Джон продолжал молчать.
Херити взял толстый ломоть хлеба и положил сверху сыр.
Священник с мальчиком подошли к столу и последовали примеру Херити. Отец Майкл передал кусок хлеба с сыром Джону, сказав при этом:
– Благослови Господи эту еду для поддержания нашей плоти.
Джон ел у окна, глядя наружу. Гроза ушла за холмы, забрав с собой дождь. С карнизов все еще падали блестящие капельки воды, заметные при свете, исходящем из окна. У сыра был легкий запах табака и кислый вкус. Джон скорее почувствовал, чем услышал, как Херити приблизился и встал рядом. Дыхание Херити пахло кислым сыром и чем-то еще. Виски! Джон в упор посмотрел на Херити в оранжевом свете пламени. Глаза Херити смотрели прямо, в его движениях не было нетвердости.
– Я заметил, Джон, что ты никогда не вспоминаешь о прошлом, – сказал Херити ровным голосом.
– Ты тоже.
– Ты заметил это, да?
– Это из-за того, что ты что-то скрываешь? – спросил Джон. Он чувствовал себя спокойно и безопасно, задавая этот вопрос, так как знал, что О'Нейл-Внутри никогда не покажется в присутствии этого человека.
Кривая улыбка исказила губы Херити.
– Тот же самый вопрос пришел в голову и мне!
Отец Майкл повернулся спиной к огню и глядел на комнату. Глаза его оставались в тени. Мальчик снова сел у камина.
– Я все спрашивал себя, – сказал Херити, – откуда ты столько знаешь об Ирландии?
– Дедушка.
– Родился здесь?
– Его отец.
– Где?
– В Корке.
Джон остановился, когда уже хотел повторить историю дедушки Джека о семистах винтовках.
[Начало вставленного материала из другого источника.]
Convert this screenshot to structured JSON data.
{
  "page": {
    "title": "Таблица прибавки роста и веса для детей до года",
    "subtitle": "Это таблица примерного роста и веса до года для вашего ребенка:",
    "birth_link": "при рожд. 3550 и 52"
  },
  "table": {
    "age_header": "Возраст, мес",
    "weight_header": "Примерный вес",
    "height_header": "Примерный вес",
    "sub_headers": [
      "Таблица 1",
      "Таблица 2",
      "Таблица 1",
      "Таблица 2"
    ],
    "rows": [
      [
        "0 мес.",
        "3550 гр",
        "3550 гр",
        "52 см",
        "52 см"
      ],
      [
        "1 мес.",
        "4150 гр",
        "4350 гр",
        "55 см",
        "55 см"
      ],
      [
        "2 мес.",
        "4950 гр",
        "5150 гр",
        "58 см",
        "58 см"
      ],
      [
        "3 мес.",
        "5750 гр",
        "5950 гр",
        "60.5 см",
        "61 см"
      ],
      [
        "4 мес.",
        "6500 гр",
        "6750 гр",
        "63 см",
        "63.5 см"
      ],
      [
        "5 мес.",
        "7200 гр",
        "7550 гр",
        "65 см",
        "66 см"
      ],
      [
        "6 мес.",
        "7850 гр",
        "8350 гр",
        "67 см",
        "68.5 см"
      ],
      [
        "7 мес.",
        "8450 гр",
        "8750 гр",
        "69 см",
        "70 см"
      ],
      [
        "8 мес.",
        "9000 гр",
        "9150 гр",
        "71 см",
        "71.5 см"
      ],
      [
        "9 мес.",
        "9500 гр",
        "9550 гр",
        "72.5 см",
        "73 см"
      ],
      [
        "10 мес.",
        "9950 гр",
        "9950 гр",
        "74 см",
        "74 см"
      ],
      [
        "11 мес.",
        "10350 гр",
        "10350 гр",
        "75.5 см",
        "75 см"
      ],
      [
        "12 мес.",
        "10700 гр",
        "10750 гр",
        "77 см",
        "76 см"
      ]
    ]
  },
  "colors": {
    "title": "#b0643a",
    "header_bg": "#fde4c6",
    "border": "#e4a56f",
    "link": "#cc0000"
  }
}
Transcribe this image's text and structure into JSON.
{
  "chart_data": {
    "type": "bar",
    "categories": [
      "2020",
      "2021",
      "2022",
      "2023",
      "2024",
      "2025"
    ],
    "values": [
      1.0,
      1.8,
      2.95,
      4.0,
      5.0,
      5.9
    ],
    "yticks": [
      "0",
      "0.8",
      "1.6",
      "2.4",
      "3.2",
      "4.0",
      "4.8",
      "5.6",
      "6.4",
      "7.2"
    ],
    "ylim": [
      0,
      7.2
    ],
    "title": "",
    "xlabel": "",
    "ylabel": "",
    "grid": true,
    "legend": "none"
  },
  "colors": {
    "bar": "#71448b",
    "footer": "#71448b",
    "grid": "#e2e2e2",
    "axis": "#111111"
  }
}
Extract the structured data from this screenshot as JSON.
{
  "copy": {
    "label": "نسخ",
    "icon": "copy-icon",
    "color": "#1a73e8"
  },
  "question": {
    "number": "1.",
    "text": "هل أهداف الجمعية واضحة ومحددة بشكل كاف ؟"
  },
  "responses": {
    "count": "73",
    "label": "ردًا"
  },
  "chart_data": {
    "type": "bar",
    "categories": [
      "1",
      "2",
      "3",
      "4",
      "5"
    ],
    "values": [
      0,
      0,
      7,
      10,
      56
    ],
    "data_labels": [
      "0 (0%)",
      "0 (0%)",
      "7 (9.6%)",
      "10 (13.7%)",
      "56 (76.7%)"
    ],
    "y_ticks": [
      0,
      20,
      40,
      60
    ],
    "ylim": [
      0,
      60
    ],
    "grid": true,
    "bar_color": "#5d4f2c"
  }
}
Это могло уже всплыть, как часть биографии О'Нейла. Когда он подумал об этом, все его тело оцепенело. Он знал, что в его поведении была некоторая безумная осторожность, хотя причина ее ускользала от него. Между О'Доннелом и О'Нейлом все-таки была связь.
«Я знаю то, что знал О'Нейл».
«Они были как родственники», – решил он. Это было беспокойное родство, связь, которой надо избегать.
– Значит, твои предки наполовину ирландцы, – сказал Херити.
– Чистокровные ирландцы.
– С обеих сторон. Ну не чудо ли это!
– К чему все эти вопросы, Джозеф?
– Считай это естественным любопытством, Джон. Я просто задумывался, где же ты занимался всеми этими штучками с микроскопами, и пробирками, и разными чудесными инструментами науки?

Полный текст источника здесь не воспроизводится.